Munculah D-21. Drone yang dikembangkan dari A-12. Lockheed mengkonversi dua A-12 pesawat untuk ditempelkan pada pesawat induk M-21 yang merupakan varian SR-71 Blackbird, menambahkan kursi kedua untuk seorang perwira launch control dan memodifikasi pesawat untuk membawa pesawat tak berawak sampai ke titik peluncuran.

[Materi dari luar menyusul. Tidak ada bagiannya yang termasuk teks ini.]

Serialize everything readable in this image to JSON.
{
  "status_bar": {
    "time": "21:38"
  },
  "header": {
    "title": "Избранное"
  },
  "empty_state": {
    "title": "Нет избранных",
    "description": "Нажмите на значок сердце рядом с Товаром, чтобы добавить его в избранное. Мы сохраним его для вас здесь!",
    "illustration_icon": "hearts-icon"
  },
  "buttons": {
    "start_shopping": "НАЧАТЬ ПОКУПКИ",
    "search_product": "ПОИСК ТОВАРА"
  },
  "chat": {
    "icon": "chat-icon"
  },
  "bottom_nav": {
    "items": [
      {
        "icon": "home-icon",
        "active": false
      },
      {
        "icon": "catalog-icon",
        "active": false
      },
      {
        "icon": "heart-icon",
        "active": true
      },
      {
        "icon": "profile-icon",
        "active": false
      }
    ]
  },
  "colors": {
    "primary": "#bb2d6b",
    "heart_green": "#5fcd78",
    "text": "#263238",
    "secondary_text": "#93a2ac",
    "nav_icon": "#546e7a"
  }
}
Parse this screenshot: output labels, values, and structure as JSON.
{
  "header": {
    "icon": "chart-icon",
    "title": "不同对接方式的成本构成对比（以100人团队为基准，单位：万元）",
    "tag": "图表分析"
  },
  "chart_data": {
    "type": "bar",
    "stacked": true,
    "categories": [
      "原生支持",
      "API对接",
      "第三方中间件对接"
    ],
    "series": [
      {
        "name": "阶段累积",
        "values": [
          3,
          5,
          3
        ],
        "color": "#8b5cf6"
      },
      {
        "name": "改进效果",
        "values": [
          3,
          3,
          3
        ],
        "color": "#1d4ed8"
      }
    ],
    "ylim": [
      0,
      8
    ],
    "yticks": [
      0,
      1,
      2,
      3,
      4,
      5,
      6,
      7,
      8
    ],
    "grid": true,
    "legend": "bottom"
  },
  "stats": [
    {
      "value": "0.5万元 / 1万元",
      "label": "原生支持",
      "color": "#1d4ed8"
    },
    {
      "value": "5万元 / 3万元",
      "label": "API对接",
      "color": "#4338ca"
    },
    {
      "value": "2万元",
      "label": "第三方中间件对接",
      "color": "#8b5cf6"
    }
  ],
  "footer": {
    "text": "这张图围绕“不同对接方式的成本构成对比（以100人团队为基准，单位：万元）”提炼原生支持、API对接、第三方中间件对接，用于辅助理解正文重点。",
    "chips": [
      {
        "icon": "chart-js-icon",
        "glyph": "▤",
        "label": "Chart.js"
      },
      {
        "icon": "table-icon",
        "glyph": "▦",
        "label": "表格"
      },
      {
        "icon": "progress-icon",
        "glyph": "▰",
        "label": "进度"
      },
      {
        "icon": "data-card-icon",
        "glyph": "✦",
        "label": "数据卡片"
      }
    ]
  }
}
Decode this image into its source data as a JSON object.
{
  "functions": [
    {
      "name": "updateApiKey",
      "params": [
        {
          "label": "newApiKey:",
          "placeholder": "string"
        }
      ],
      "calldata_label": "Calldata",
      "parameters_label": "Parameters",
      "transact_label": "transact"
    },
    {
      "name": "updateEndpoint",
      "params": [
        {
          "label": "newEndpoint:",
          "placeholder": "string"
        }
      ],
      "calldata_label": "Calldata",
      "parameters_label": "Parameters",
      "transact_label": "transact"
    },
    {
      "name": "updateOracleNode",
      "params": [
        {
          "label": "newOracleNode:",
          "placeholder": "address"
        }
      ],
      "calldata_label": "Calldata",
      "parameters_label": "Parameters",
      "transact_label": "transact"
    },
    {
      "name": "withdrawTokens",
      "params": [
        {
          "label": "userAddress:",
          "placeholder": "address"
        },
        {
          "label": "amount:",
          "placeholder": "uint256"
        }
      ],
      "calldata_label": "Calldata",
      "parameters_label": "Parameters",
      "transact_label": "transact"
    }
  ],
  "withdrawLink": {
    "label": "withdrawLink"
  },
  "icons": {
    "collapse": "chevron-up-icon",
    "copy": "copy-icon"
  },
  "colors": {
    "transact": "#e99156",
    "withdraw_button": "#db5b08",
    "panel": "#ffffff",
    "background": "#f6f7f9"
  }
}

Didukung oleh Marquardt mesin ramjet XRJ43-MA20S-4 mampu terbang setinggi 95.000 kaki dan radar cross kecil, pesawat tak berawak itu akan secara teoritis bisa terbang dengan impunitas saat terbang rute diprogram melebihi target dan mengambil gambar.
Mendapatkan foto-foto yang kala itu masih menggunakan film dan belum digital menjadi persoalan sulit. D-21 seharusnya mengeluarkan kamera dan film parasut yang dimodifikasi yang kemudian akan diambil pesawat C-130. Apa yang tersisa dari pesawat tak berawak akan hancur dengan sendirinya setelah jettisoning payload.
Tapi tak lama setelah pengujian telah dimulai pada drone tagboard, program mengalami kecelakaan tragis. Selama penerbangan uji peluncuran pada 30 Juli 1966, drone D-21 terbang di atas M-21 nomor 135 kehilangan kekuasaan mesin, menyebabkan ia menabrak induknya. Pesawat itu jatuh, menewaskan petugas kontrol peluncuran Ray Torick.
Program tagboard beralih ke B-52H sebagai kendaraan pengiriman untuk drone supersonik. Perubahan dalam pesawat peluncuran berarti bahwa insinyur harus mengkonversi sisa 15 D-21 agar sesuai dengan induk baru dan juga memberi mereka roket pendorong untuk mencapai Mach 3.3.
Konfigurasi B-52H terbukti berhasil. Sekarang Washington harus memutuskan kapan dan di mana untuk menyebarkan drone.
Beberapa pengamat meragukan bahwa pengiriman tagboard di daerah berhaya bebas risiko. Albert Wheelon, Wakil Direktur CIA untuk Sains dan Teknologi, adalah legenda di Badan karyanya pada sistem pengintaian. Meskipun CIA telah mentransfer program tagboard ke National Reconnaissance Office, Wheelon mengungkapkan beberapa kekhawatiran umum tentang overflights drone di September 1966.